DENEMELER

Tamam, Bu Ayetlerin Şefaatle İlgisi Yok!

Furkan 25/30. Resul: “Ey Rabb’im, halkım bu Kur’an’ı mehcur (Terk edilmiş) tuttu.” dedi.

Mekki sure… Mekkeli müşriklere hitap ediyor.

Bizimle alakası? (Alakayı böyle ararsan bu kitabın bizimle hiç alakası olmaz tabi.)

Şefaatle ne ilgisi var şimdi bu ayetin?

Önce derdimi anlatayım sonra tepkileri…

Bu ayetin insanların vahiyle bağını koparmasını çok çarpıcı bir şekilde anlattığını düşünüyorum. Ayetin ahiret bağlamında olduğu söylenirken, Resulün yaşadığı dönem sözü olduğu da söylenmiş. Beni hiç ilgilendirmediğini söyleyebilir miyim? Hayır, asla.
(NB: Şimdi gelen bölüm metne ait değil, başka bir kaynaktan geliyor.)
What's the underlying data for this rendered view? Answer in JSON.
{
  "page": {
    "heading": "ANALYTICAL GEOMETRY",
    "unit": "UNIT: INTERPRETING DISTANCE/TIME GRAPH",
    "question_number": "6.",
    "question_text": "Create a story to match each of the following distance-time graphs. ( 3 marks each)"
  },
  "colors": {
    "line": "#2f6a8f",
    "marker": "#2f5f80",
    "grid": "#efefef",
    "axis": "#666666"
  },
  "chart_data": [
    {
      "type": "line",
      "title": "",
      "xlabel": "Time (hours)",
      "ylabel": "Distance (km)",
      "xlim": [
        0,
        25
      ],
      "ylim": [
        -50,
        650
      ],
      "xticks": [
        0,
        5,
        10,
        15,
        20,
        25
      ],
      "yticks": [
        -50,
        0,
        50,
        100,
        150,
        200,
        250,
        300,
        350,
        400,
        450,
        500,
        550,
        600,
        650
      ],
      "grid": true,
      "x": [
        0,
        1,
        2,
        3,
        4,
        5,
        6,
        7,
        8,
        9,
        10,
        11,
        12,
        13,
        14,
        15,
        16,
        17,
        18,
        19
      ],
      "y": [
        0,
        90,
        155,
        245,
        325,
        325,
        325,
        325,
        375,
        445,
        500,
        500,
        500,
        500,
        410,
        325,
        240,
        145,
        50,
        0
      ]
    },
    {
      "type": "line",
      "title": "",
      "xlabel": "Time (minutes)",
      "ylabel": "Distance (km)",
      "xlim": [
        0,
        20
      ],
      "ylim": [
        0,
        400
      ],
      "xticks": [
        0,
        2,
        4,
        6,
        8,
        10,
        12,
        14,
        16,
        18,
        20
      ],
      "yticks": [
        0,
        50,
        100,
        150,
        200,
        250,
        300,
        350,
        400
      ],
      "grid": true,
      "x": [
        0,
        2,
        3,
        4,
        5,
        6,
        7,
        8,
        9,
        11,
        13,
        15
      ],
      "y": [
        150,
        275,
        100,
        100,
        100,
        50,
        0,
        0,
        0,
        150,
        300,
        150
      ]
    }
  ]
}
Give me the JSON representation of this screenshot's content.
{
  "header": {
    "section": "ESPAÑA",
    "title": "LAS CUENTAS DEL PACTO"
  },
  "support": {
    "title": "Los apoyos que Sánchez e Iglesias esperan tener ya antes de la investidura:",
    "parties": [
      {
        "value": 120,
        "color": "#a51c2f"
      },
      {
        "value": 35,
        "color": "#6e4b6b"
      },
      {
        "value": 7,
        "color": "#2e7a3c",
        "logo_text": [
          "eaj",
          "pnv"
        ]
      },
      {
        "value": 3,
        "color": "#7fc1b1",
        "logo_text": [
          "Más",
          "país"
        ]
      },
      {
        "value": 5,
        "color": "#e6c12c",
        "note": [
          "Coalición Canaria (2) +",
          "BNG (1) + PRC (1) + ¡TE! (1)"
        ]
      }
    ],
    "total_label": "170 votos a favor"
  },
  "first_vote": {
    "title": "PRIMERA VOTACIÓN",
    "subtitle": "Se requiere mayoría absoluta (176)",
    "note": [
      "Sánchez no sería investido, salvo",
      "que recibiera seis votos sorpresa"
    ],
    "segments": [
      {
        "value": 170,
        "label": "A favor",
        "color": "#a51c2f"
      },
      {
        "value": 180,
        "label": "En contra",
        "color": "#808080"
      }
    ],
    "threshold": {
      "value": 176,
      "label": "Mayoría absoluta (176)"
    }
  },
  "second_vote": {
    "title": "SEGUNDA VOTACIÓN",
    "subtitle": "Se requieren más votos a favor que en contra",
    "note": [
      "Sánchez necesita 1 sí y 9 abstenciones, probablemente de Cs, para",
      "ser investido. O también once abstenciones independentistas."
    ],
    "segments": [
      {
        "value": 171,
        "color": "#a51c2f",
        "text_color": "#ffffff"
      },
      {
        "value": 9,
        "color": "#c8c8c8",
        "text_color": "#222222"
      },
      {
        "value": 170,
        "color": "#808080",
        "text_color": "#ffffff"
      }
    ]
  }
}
Beni ve şimdi içinde bulunduğum toplumu da ilgilendiriyor.

Yahu arkadaş bu şirk dönemsel bir şey değil. Artık bu toplumda şirk olması mümkün değil de diyemezsiniz. Bazen çok benzer bazen biraz benzer işlerle devam ediyor. Biz görmek istemiyoruz sadece. Tevil ediyoruz. Vallahi Mekkeli müşrikler de çok güzel teviller yapıyorlardı ama kabul edilmedi onlardan. Bizden kabul edilir mi sizce?

Müşrik Allah’a iman eder. Yanı sıra alt ilahlar, şefaatçiler edinir, Allah’ın özelliklerini insana verir. Yeri göğü yaratanın, rızık verenin Allah olduğuna inanır.

Allah’ı çok uzak, çok aşkın gördüğü için yakınlaştırıcı dostlar edinir. Birilerini aracı kılar. Bunları nasıl mı biliyoruz? Okumadığınız Kur’an’dan.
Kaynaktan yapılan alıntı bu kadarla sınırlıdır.